Le dio la espalda y entró en la cúpula de la linterna. Héctor fue tras él. El ángel negro saltó sobre la barandilla y se encaramó con facilidad al tejadillo del faro. El muchacho se acercó a la baranda y miró abajo. Las sombras ocultaban el mar, pero era capaz de percibir la espuma de las olas al romper contra el acantilado y las formas difusas de los barcos naufragados. Recordó los tiempos en los que el vértigo le habría impedido acercarse a la barandilla.

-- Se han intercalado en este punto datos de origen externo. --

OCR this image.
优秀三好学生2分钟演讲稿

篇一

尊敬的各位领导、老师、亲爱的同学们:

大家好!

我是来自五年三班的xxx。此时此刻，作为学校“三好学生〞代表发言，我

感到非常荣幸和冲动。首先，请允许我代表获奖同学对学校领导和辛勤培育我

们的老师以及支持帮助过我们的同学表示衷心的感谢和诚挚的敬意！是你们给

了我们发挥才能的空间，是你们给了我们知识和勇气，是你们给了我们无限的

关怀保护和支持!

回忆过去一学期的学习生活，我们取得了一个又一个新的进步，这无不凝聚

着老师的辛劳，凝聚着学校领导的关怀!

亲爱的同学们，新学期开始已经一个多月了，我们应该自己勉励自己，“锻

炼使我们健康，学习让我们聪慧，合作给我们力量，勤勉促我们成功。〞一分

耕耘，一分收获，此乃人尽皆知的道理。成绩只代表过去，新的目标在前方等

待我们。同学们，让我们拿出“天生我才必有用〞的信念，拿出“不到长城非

Hizo una mueca al darse cuenta de lo absurdo que era sentir nostalgia por sus debilidades pasadas. Se apoyó en la baranda y se impulsó hacia arriba. Las tejas estaban resbaladizas pero no tuvo problemas en caminar por ellas.

El ángel negro aguardaba cerca del borde, con la mirada perdida en el horizonte. Héctor se preguntó si hacerle subir allí arriba era alguna clase de prueba. No lo creía. No daba la impresión de que Esmael fuera dado a los retos sencillos y aquel, en definitiva, lo era. Miró a su alrededor. La vista desde el faro era espectacular. Desde allí Rocavarancolia era un caos de brumas y resplandores, sombras y centelleos. Alcanzó a distinguir en la distancia el brillo de varios vórtices muertos. La Luna Roja pendía del cielo y daba la impresión de estar al alcance de la mano.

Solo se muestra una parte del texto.